What we really know about Lisavanbulin and glioblastoma (GBM)
There was a headline in the press this weekend about a ‘miraculous brain cancer drug’ that ‘shrinks tumours by 90%’ (The Times 20 June 2021). Here’s what we really know.
What is the story behind lisavanbulin?
Personalised medicine is recognised to be the best way to treat cancers, not just brain cancer. This means that treatments are created and targeted to treat the molecular make up of cancer. The exciting news about lisavanbulin is that this could potentially be one of the first targeted treatments for glioblastoma, the most aggressive form of brain cancer, when it recurs.
And herein lies the problem. The brain is a delicate and privileged site and brain tumours are complex, rare and intrinsically resistant diseases. We know that when a GBM tumour recurs, it is not the same as initial disease. We know too that individual treatment agents in isolation are doomed to failure, because there are multiple growth pathways that must be inhibited simultaneously. In other words, the cancer cells keep finding ways to work around the treatment.
How is lisavanbulin having an impact?
lisavanbulin is a produced by Basilea Pharmaceutica Ltd, a biopharmaceutical company based in Switzerland. Data from GBM mouse models and recent phase 1 clinical data (Lopez et al. ESMO 2020) suggest that EB1 is a response-predictive marker for lisavanbulin in GBM. This means that GBM tumours with the molecular marker EB1 may respond to lisavanbulin. A phase 2 study is ongoing at The Royal Marsden to confirm this hypothesis. So far two patients have shown a positive response.
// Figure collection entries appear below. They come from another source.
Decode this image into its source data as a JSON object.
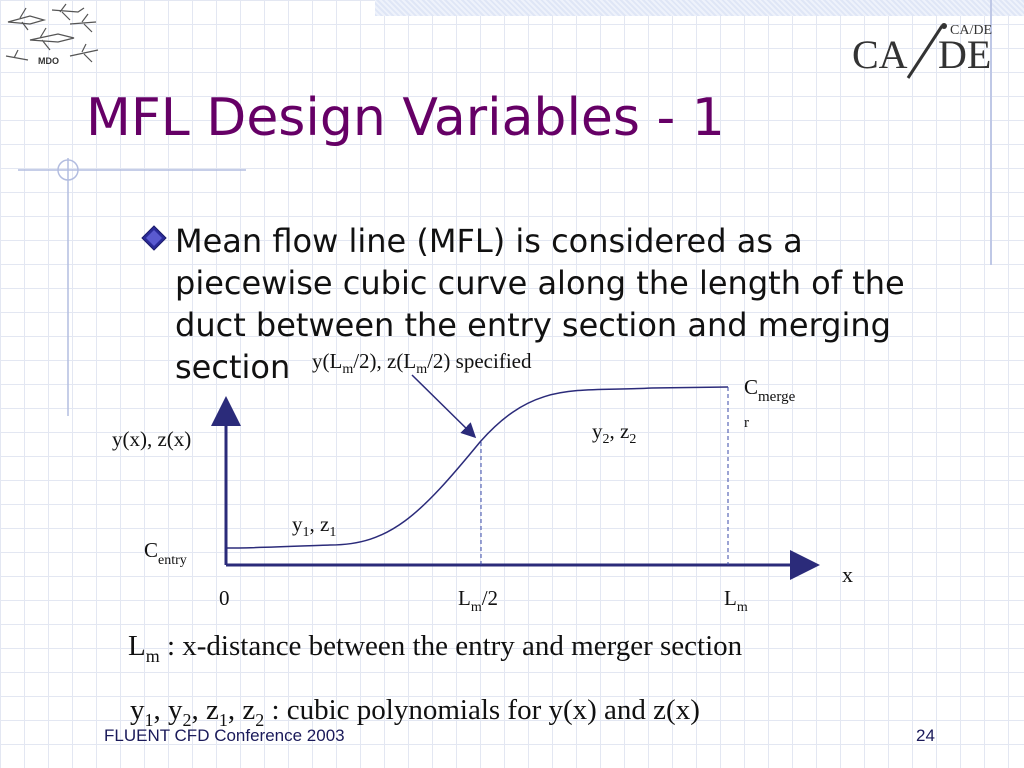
{
  "slide": {
    "title": "MFL Design Variables - 1",
    "bullet": "Mean flow line (MFL) is considered as a piecewise cubic curve along the length of the duct between the entry section and merging section"
  },
  "logos": {
    "mdo_text": "MDO",
    "cade_small": "CA/DE",
    "cade_large_left": "CA",
    "cade_large_right": "DE"
  },
  "diagram": {
    "annotation": {
      "prefix": "y(L",
      "sub1": "m",
      "mid": "/2), z(L",
      "sub2": "m",
      "suffix": "/2) specified"
    },
    "c_merger": {
      "base": "C",
      "sub_line1": "merge",
      "sub_line2": "r"
    },
    "c_entry": {
      "base": "C",
      "sub": "entry"
    },
    "y_axis_label": "y(x), z(x)",
    "x_axis_label": "x",
    "segment2": {
      "a": "y",
      "a_sub": "2",
      "sep": ", z",
      "b_sub": "2"
    },
    "segment1": {
      "a": "y",
      "a_sub": "1",
      "sep": ", z",
      "b_sub": "1"
    },
    "tick_zero": "0",
    "tick_half": {
      "base": "L",
      "sub": "m",
      "suffix": "/2"
    },
    "tick_full": {
      "base": "L",
      "sub": "m"
    },
    "colors": {
      "axis": "#2b2b7a",
      "curve": "#2b2b7a",
      "guide": "#3a4aa8"
    }
  },
  "definitions": {
    "lm_base": "L",
    "lm_sub": "m",
    "lm_text": " : x-distance between the entry and merger section",
    "poly_y": "y",
    "poly_1": "1",
    "poly_sep1": ", y",
    "poly_2": "2",
    "poly_sep2": ", z",
    "poly_3": "1",
    "poly_sep3": ", z",
    "poly_4": "2",
    "poly_text": " : cubic polynomials for y(x) and z(x)"
  },
  "footer": {
    "conference": "FLUENT CFD Conference 2003",
    "page": "24"
  },
  "colors": {
    "title": "#660066",
    "bullet": "#2b2b99"
  }
}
It is very early days and as ever with personalised medicine, it will only be meaningful for small cohorts of patients who have the predictive marker, in this case EB1. The reason this has made the headlines now is that the results were reported recently at The American Society of Clinical Oncology conference (ASCO). You can read more about the scientific aspects here.
Is this a game changer?
So potentially, yes – this may be a game changer. But – it is a long long way from coming to to the clinic and if it does, then it will only be suitable for a very small cohort of patients who have the EB1 predictive marker. We need to see the results for the phase 2 study. If these show promise then phase 3 and phase 4 studies will follow. At this point, if it is proven to be successful, the treatment will need to be approved by the National Institute for Health and Clinical Excellence so that it can be provided by the NHS. This too would mean a change in the way tumours are tested, as the GBM tissue will need to be tested for the EB1 predictive marker.
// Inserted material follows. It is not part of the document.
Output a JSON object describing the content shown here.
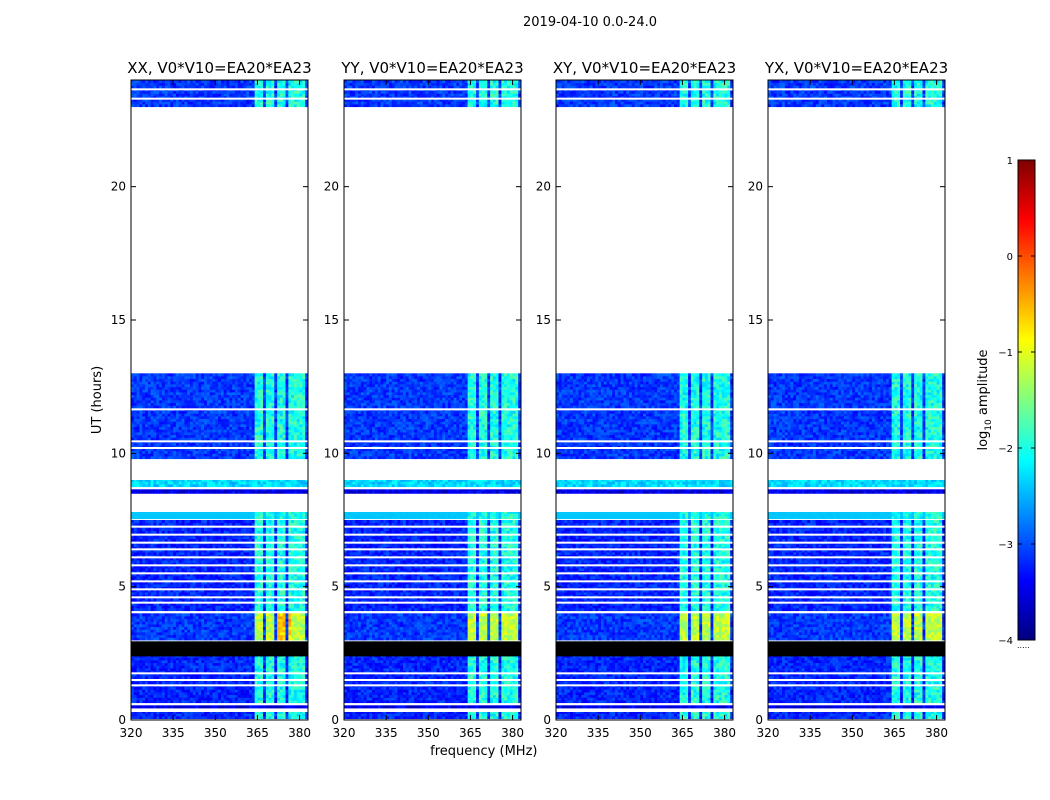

The bottom line is yes, lisavanbulin shows promise in the lab with mouse models and currently in just two patients. But we have so many hurdles to cross before it could potentially be used in the clinic. This will take years and of course, may fall at any of the hurdles, like so many other potential treatments have to date. So whilst partially accurate, our feeling is that this reporting builds false hope. Clinicians are not able to prescribe this treatment at the moment and they may never be able to. You can though access it through signing up to the trial. If you want to find out more then there is more information here.
The Royal Marsden in London and The Beatson in Glasgow are currently recruiting to be followed by University College London, and the Sir Bobby Robson Cancer Trials Research Centre; Northern Centre for Cancer Care in Newcastle. Do have a look at the inclusion and exclusion criteria – these are very stringent and of course, it is only appropriate for people who have the predictive marker EB1.